Sidewinders, and The Fire Sacraments in general, tells a slow-burn epic fantasy odyssey about two brothers, Kandri and Mektu, on the run for their lives with a world-changing delivery across a hostile continent. The first book details the numerous events that led them to be misidentified as master assassins and sees them on the run towards the continental capital of Kasralys. There, they plan to deliver a package that could free their world from bondage…if they can survive the journey. Sidewinders details the trip starting at the entrance of an insanely hostile desert and ending at the aforementioned Kasralys. The book still focuses most of its time on Kandri and Mektu (much like book one), but now also introduces a number of new perspectives of key individuals interested in the city of Kasralys. This results in an excellent bridge book with a lot of personality and a brilliant setup for a showdown in the capital in subsequent books.

The things that jump out immediately in Sidewinders are its incredible prose and complex characters. Redick’s authorial voice, vocabulary, use of language, and natural dialogue all do a top-notch job of bringing this world and its inhabitants to life. I read most of this enormous book on a plane next to another QTL reviewer, and I kept stopping to constantly show him brilliant interactions, poetic verse, and clever phrasing. Redick’s analogies and contextual comedy feel levels above his competition and the pure wonder of the writing helped make this slow burn never feel like it was dragging.

Coupled with this is Redick’s wide cast of characters. I was surprised that Redick decided to add as many mini voices as he did to the brother’s story, but I ended up wishing this massive tome was even longer so I could just get more time with everyone. All of his character creations have these wonderful flaws that add to, rather than detract from, his characters. It is a rare skill for an author to include terrible qualities about a person that make me like the characters more. Nowhere does this continue to be more apparent than with Kandri and Mektu, one of the most emblematic duos of sibling relationships I have ever read. Both Kandri and Mektu have issues, Mektu more than Kandri (though that might be my inner older sibling speaking). Yet, I found myself enormously invested and protective of them despite their flaws and constantly sympathetic to their setbacks. These are some of the best-realized characters I have read this year.

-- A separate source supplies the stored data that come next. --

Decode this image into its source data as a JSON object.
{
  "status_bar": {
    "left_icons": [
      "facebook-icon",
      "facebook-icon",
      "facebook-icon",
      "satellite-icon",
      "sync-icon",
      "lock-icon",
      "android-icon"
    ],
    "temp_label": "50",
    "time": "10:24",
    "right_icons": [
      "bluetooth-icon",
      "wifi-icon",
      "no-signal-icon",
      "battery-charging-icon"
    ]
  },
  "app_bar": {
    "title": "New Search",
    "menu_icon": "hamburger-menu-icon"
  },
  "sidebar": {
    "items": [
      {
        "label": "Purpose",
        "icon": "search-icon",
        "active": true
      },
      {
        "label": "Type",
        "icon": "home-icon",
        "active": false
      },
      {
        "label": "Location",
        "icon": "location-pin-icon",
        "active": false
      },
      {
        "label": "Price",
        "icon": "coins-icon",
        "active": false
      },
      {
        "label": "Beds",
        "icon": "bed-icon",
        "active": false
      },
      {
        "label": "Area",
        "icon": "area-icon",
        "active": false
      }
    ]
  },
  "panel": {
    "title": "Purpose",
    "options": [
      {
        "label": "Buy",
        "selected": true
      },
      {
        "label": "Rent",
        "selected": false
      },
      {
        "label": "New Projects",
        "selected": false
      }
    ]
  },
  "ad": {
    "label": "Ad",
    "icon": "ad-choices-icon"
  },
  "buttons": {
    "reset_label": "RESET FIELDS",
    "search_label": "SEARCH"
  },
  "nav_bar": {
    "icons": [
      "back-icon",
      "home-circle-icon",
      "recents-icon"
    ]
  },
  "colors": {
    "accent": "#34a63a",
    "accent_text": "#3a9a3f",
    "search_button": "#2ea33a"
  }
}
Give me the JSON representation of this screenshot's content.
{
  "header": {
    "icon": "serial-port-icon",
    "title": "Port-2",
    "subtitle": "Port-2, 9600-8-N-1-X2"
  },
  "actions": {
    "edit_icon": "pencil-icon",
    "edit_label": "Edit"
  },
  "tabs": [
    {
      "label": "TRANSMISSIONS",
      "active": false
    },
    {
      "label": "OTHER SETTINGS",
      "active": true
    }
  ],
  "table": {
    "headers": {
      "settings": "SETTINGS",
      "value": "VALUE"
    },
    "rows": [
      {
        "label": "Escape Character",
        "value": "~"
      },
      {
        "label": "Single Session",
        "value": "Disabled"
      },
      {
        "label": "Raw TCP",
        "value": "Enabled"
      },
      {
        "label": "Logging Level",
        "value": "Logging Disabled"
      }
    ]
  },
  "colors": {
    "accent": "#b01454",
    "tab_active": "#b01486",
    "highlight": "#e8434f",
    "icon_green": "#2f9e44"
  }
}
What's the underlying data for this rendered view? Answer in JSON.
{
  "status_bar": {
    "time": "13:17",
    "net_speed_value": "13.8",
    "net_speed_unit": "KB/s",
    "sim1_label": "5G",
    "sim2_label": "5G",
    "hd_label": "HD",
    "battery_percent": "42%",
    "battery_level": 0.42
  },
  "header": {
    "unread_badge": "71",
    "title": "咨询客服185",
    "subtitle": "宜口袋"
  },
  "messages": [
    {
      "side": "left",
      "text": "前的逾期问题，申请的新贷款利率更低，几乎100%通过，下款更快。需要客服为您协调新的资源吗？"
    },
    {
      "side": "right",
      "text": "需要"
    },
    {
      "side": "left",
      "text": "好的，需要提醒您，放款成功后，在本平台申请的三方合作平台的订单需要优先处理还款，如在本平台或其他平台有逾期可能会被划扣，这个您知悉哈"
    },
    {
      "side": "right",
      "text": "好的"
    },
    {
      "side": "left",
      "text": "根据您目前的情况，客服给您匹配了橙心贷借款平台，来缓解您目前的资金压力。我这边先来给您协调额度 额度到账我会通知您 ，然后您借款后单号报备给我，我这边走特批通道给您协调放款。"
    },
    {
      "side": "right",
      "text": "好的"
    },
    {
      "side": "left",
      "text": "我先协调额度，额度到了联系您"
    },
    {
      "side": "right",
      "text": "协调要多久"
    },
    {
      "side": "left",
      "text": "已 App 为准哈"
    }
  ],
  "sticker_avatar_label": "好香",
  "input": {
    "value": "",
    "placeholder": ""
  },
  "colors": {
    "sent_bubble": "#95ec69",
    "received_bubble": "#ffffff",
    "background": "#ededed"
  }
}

For some, the pacing of Sidewinders might feel a little slow. The core of this book is cataloging the slow and steady trial by the desert that the brothers face. It eschews large exciting set pieces in favor of slowly wearing the characters down like a rock sheered by sand over time. But, I never really felt like I was moving slowly because Redick’s world was so interesting to explore. It is a setting that has secrets under every rock and with a number of cool features that I will be straight up stealing for a future Dungeons and Dragons campaign. Redick takes a barren lifeless desert that damns all who enter to death and turns it into a paradise of life and exploration.

I had a great time with Sidewinders. It is definitely in my top picks for the best prose I have read this year and one of my favorite desert stories ever. Redick has one of the best depictions of sibling relationships in the genre, and this giant bridge book did its job in the series perfectly. I cannot wait for the third book in this series; check them all out when you can.